Lumber Tariffs Called Impediment To Housing Growth

Lumber Tariffs Called Impediment To Housing Growth

Washington, DC Noting that protectionist measures represent a new hidden tax on American home buyers and consumers, and represent a trade policy that would hinder housing affordability, the nation's home builders have called on Congress to support free lumber trade between the U.S. and Canada.

"Lumber trade barriers will drive up the cost of housing and all kinds of wood products for millions of consumers and workers in lumber-dependent industries. This action threatens to delay or impede the nation's economic recovery," Bobby Rayburn, v.p. and treasurer of the National Association of Home Builders (NAHB), told the Senate Finance Committee.
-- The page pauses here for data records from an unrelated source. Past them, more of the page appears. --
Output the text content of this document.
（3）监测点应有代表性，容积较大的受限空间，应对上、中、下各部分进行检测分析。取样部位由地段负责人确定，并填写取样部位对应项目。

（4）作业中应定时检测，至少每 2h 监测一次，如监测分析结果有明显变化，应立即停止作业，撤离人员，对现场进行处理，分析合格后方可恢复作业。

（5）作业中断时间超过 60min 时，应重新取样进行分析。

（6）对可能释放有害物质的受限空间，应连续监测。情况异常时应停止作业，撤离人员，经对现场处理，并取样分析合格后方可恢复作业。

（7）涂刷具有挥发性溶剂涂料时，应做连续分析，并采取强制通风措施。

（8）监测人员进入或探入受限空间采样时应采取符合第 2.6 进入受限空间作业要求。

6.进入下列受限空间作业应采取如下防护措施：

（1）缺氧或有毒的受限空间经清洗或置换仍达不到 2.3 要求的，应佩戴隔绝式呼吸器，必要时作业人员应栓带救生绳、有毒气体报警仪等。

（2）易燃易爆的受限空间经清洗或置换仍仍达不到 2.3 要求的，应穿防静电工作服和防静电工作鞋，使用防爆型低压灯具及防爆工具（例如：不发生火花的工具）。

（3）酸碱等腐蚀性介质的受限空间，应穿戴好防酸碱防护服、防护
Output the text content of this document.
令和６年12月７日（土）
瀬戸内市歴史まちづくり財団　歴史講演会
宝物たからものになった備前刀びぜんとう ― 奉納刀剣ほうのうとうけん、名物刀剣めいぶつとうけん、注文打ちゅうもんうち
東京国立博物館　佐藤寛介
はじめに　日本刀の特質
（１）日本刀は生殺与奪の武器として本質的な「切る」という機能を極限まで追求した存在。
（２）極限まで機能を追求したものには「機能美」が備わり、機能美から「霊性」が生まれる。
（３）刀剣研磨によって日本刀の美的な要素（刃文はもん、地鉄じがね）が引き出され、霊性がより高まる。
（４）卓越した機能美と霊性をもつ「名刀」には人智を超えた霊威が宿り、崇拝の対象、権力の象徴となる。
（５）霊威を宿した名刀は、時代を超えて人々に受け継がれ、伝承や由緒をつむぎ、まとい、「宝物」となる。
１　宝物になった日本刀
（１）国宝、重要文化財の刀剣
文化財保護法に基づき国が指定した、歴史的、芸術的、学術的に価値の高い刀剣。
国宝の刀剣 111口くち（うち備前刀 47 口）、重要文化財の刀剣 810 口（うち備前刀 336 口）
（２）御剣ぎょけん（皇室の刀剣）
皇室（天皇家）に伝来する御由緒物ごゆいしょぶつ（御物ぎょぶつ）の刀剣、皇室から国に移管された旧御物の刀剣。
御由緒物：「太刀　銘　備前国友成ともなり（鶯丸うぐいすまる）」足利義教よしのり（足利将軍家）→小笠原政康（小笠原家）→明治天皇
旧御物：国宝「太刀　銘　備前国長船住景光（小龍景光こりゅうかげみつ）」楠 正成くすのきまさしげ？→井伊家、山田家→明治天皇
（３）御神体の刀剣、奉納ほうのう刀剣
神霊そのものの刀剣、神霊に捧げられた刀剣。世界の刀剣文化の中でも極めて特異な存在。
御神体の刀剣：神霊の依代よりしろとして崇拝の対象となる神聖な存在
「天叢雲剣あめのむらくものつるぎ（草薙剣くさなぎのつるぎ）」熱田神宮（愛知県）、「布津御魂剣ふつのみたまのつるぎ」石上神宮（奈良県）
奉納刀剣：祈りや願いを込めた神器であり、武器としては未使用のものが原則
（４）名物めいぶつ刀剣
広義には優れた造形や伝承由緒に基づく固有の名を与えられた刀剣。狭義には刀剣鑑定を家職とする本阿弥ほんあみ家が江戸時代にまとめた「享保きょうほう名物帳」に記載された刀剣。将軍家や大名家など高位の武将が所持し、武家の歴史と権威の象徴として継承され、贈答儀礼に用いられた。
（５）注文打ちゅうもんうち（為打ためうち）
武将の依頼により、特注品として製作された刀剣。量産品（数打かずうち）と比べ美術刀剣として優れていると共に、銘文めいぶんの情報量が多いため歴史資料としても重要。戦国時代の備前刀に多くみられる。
The Coalition for Fair Lumber Imports, a group of U.S. lumber producers, last year petitioned the Commerce Dept. to impose tariffs on Canadian lumber imports to shield domestic logging and sawmill workers from having to compete with their Canadian counterparts. The agency responded by slapping preliminary countervailing and anti-dumping duties totaling 32% on lumber shipments into the U.S.

A final decision by the Commerce Dept. is expected this spring.

"Home building and remodeling account for two-thirds of lumber consumption in the U.S., and lumber accounts for a larger share of the cost of a home than any of the other materials used by home builders," Rayburn said.

"Even a small price increase resulting from lumber tariffs is enough to knock thousands of potential first-time home buyers out of the market," he added. "And, because there are not enough trees available to produce lumber for home building in the U.S., Canadian lumber imports are absolutely vital for the construction of affordable new homes."

With more than 100 members of the House and Senate on record as sponsoring a congressional resolution calling for free trade in lumber between the U.S. and Canada, Rayburn said that it is time for U.S. trade laws "to give priority to ordinary citizens."

"U.S. trade laws have given little consideration to the interests of consumers," he said. "This bias has limited the ability of American consumers to receive products and services of the highest quality at the lowest cost, and of U.S. businesses to provide jobs and increase production," he testified.